Sender is a Java application that the users can install on any computer that supports standard Java (which excludes mobile devices, unfortunately). HiperSource Sender captures the whole screen or a region of the screen and sends it to the Hiperwall system through a SSL encrypted TCP channel.

It is designed to capture a large screen which can have a resolution as high as 8000 x 3000 pixels or more, for example. It provides slightly lower framerates and is ideal for more static contents. 

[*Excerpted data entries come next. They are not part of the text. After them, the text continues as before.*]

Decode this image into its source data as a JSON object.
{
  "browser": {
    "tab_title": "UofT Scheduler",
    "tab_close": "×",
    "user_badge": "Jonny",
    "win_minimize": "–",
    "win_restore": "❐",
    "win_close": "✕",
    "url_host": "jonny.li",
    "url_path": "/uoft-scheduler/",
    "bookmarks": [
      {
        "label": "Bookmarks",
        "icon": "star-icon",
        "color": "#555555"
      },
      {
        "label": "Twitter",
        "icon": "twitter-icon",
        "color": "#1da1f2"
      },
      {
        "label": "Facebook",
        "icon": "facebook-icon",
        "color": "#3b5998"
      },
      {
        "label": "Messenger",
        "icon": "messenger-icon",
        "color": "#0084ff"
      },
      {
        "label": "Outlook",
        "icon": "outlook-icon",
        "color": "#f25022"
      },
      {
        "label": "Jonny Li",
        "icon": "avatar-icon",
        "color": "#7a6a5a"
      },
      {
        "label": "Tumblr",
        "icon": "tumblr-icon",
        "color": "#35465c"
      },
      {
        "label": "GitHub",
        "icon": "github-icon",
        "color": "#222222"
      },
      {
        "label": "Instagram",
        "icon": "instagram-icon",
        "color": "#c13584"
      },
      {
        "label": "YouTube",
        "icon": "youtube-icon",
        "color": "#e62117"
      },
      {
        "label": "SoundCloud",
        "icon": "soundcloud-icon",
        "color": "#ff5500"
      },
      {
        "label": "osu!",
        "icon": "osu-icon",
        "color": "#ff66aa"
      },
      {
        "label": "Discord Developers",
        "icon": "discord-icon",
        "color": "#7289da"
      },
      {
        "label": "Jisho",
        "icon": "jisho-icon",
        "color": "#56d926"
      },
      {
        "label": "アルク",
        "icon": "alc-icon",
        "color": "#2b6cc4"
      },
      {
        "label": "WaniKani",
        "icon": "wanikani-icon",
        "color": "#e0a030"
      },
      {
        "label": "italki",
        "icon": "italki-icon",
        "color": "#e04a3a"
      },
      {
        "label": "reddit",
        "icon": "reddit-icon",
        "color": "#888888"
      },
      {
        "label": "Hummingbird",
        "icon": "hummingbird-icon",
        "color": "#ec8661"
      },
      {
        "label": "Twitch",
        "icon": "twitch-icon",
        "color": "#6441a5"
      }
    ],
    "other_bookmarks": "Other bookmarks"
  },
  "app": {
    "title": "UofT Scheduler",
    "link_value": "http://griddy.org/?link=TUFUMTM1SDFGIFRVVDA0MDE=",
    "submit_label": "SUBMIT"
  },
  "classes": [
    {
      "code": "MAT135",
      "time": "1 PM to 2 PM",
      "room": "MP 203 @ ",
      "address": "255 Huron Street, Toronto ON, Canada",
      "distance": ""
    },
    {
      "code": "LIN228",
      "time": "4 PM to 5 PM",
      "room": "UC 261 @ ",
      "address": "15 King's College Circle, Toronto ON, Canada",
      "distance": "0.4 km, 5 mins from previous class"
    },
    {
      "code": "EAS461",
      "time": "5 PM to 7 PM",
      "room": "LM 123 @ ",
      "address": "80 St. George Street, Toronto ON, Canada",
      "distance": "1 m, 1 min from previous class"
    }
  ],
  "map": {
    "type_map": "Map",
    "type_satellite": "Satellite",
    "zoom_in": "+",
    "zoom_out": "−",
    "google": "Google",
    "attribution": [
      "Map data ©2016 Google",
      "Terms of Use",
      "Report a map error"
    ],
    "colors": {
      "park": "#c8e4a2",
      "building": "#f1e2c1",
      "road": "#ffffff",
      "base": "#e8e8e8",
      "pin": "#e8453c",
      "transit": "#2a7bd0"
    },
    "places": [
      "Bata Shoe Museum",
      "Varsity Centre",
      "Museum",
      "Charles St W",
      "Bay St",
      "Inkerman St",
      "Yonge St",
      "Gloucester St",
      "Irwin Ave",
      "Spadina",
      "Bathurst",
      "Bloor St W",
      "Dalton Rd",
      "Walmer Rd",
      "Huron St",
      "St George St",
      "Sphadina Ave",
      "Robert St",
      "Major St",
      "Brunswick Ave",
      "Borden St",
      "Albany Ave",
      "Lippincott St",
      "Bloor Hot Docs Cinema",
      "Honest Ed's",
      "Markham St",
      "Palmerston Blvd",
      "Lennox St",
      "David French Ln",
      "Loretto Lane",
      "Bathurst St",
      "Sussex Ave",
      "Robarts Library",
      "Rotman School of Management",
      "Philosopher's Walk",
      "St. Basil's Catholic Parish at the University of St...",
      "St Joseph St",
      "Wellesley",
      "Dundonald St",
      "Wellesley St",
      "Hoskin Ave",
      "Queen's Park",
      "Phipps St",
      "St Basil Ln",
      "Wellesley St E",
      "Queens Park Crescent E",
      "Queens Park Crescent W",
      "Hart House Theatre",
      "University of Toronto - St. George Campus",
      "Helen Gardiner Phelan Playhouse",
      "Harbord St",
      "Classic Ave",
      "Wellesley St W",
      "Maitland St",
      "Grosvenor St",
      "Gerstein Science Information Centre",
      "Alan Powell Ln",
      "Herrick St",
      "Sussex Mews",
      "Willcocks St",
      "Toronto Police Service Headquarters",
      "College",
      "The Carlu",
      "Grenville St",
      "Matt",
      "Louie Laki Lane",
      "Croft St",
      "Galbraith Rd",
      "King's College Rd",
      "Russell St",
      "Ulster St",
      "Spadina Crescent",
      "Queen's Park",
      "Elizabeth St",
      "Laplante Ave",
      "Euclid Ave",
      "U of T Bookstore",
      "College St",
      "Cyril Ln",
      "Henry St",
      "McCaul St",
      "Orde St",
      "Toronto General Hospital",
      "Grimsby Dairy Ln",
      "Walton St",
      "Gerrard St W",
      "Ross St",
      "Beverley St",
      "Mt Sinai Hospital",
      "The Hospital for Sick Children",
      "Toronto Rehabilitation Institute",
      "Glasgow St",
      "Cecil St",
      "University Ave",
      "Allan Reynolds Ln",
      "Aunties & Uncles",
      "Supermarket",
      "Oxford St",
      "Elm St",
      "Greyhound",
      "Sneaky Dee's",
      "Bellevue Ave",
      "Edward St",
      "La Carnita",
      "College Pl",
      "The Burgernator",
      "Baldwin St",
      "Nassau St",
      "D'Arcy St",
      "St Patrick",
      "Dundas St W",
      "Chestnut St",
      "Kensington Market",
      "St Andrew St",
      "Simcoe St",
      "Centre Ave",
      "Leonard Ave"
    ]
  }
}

It provides keyboard video mouse (KVM) functionality meaning, the human operator of the Hiperwall system can remotely control the source PC that sends its screen. 

Capturing and sending a desktop image relies heavily on the CPU and HiperSource Sender can utilize multiple-cores in a CPU. More cores, better the performance.

HiperSource Streamer

Streamer is a Windows® application that users can install on any computer with an Intel or Nvidia graphics card onboard. It can stream three different types of video to Hiperwall, 1) video from a file, 2) video from a capture device, and 3) complete desktop capture or partial capture. If the PC with HiperSource Streamer installed has a capture card inside, it can stream any video coming out of the capture device. Also, the Streamer enabled PC can capture whole or part of the desktop screen and stream it to Hiperwall.

HiperSource Streamer is ideal for video oriented content but requires a heavy network bandwidth.

Capturing desktop and sending relies heavily on the CPU and network.

HiperSource IP Streams

HiperSource IP Streams is a Windows® application that receives IP streams coming from any ONVIF compliant camera or RTSP streaming device. It contacts the IP camera or RTSP streaming device and relays incoming IP streams to the Hiperwall software with minor modifications to the stream. It’s designed to handle about 30 incoming and outgoing IP streams in a moderately configured PC. 

Multiple network interface cards can be used to separate the incoming network and the outgoing (to Hiperwall) network.

Which one should I use?

It depends. Each one is designed for different cases. After carefully defining what the user wants to see on his video wall, he can choose based on his needs. 

If you want to show cable TV, then HiperSource Streamer with a capture card or HiperSource IP Stream with a H.264 encoder device is ideal.

If you want to show live video feeds from a PC, then HiperSource Streamer can be installed on that PC, or a separate Streamer PC with a capture card that can capture the output of the video feed PC.

If you want to show content of the PC that is outside corporate network and requires secure network communication between the PC and Hiperwall, HiperSource Sender is the choice.

In the end, Hiperwall can accept any type of “source” from each of the HiperSource programs and the user can design the system that meets his needs.